いつものように淡水浴をしたいのですが、今回は目にほとんどついていないのです。
視界がきくうちはさすがに逃げ回り、なかなか網に入りません。
手からアサリを食べるので、薬を塗して与えようとも思いましたが、やはり薬は気にいらないようで段々食べなくなってしまうのです。
悩んでいた所、ある日ショー後に擬岩を歩いていると、水面ぎりぎりの所で岩に寄り添うようにじっとしています。
駄目で元々と網とバケツに淡水をくんでそーっと近づきました。
「フララ」は左の目をこちらに向けました。
『気付かれた・・』
と思いました。
実は「フララ」は右目が見えないのです。
2年前位にはだむしがついた時、目に傷をつけそこから二次感染を起して腫れてしまいました。
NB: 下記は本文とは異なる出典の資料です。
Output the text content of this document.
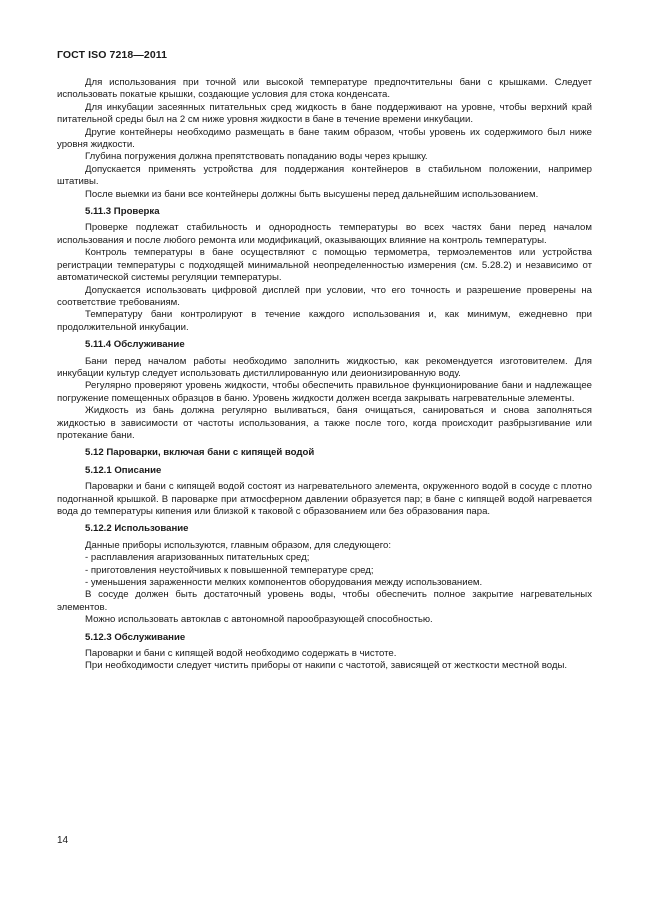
ГОСТ ISO 7218—2011

Для использования при точной или высокой температуре предпочтительны бани с крышками. Следует использовать покатые крышки, создающие условия для стока конденсата.

Для инкубации засеянных питательных сред жидкость в бане поддерживают на уровне, чтобы верхний край питательной среды был на 2 см ниже уровня жидкости в бане в течение времени инкубации.

Другие контейнеры необходимо размещать в бане таким образом, чтобы уровень их содержимого был ниже уровня жидкости.

Глубина погружения должна препятствовать попаданию воды через крышку.

Допускается применять устройства для поддержания контейнеров в стабильном положении, например штативы.

После выемки из бани все контейнеры должны быть высушены перед дальнейшим использованием.

5.11.3 Проверка

Проверке подлежат стабильность и однородность температуры во всех частях бани перед началом использования и после любого ремонта или модификаций, оказывающих влияние на контроль температуры.

Контроль температуры в бане осуществляют с помощью термометра, термоэлементов или устройства регистрации температуры с подходящей минимальной неопределенностью измерения (см. 5.28.2) и независимо от автоматической системы регуляции температуры.

Допускается использовать цифровой дисплей при условии, что его точность и разрешение проверены на соответствие требованиям.

Температуру бани контролируют в течение каждого использования и, как минимум, ежедневно при продолжительной инкубации.

5.11.4 Обслуживание

Бани перед началом работы необходимо заполнить жидкостью, как рекомендуется изготовителем. Для инкубации культур следует использовать дистиллированную или деионизированную воду.

Регулярно проверяют уровень жидкости, чтобы обеспечить правильное функционирование бани и надлежащее погружение помещенных образцов в баню. Уровень жидкости должен всегда закрывать нагревательные элементы.

Жидкость из бань должна регулярно выливаться, баня очищаться, санироваться и снова заполняться жидкостью в зависимости от частоты использования, а также после того, когда происходит разбрызгивание или протекание бани.

5.12 Пароварки, включая бани с кипящей водой
5.12.1 Описание

Пароварки и бани с кипящей водой состоят из нагревательного элемента, окруженного водой в сосуде с плотно подогнанной крышкой. В пароварке при атмосферном давлении образуется пар; в бане с кипящей водой нагревается вода до температуры кипения или близкой к таковой с образованием или без образования пара.

5.12.2 Использование

Данные приборы используются, главным образом, для следующего:

- расплавления агаризованных питательных сред;

- приготовления неустойчивых к повышенной температуре сред;

- уменьшения зараженности мелких компонентов оборудования между использованием.

В сосуде должен быть достаточный уровень воды, чтобы обеспечить полное закрытие нагревательных элементов.

Можно использовать автоклав с автономной парообразующей способностью.

5.12.3 Обслуживание

Пароварки и бани с кипящей водой необходимо содержать в чистоте.

При необходимости следует чистить приборы от накипи с частотой, зависящей от жесткости местной воды.

14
薬を詰めたアサリを与え、目は無事だったのですが、視力はまったく失ってしまいました。そのため、水の中でも我々を確認する時には左側をこちらに向けてくるのです。

「フララ」は確実にこちらに気づいていたと思います。
いつもならここで逃走している所ですが、この時は拍子抜けする位あっさりと網に入ってしまいました。
そして淡水浴をすると・・・
出るは出るは、鳥肌が立つくらいです。
約 3分ほど経つと、白くなったはだむしがはがれ落ちていきます。
水槽に戻すと、一目散に深みに行ってしまいました。

淡水浴のあと、もう一度調整のために水槽に潜り、一通りの魚たちの相手をしていると、「フララ」がぼーっとしていました。
いつもなら逃げていくのに、今回はハッと気がついたように寄って来てアサリを食べたのです。
手がかかる子ほどかわいいといいますが、魚であっても何らかの信頼関係が築けるのではないかと思うのでした。